The painting of a black galleon ship against an abstract background dominated by green colour, made me think of the film Pirates of the Caribbean and captain Jack Sparrow. I liked its dream like abstract effect. It is by Fabiola Carmelini.


Let me conclude by 3 works which I liked most in this year's Sareo. The first is an abstract composition by Luigi Bernardi. I would have preferred its lower part to be less definite and with paler colours, but still I found it intriguing.

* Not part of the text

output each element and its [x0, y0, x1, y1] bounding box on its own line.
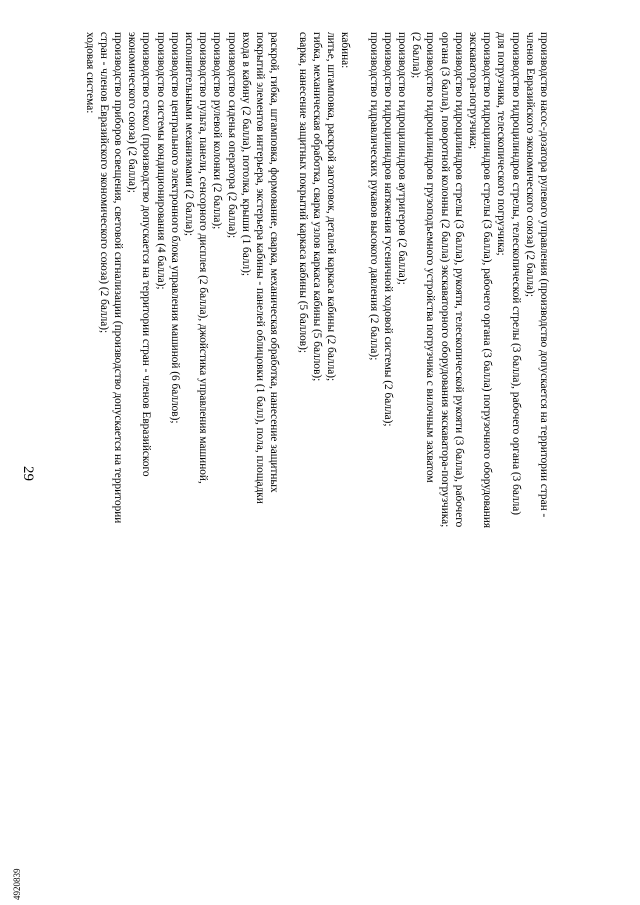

The second is titled "Boy with a neckless" and is by Lorenzo Zanello. I liked its colours and the guy's expression. Every time I looked at it, it made me smile. It also reminds me of a guy I knew.


My favourite piece of art this year was this abstract work by Claudio dal Prà from Chiuppano. I am not able to explain why I liked it but I loved its complex colours, hidden figures and its composition. I like art which pulls me in and I can spend a long time trying to understand why I like it.


Conclusions

I think that it is very difficult for an artist to create a completely distinctive style, so that as soon as you see it you can say that it is by that artist. This also means that when you see works that use that style, you can say that this artist is inspired by that one.

However, developing a distinct style can also become a prison - then people expect you to keep on repeating that style forever. In that sense, creating a style of abstract art is much better because it can give you more freedom as an artist.

Regarding the artists whose works I have presented in this post, I was surprised that only a few of them have a social media presence. I feel that many of them, especially those who have not sacrificed years of life in the pursuit of art and have done other works while keeping art as a passion for the weekends or retirement, feel shy of calling themselves as artists and talking about their art.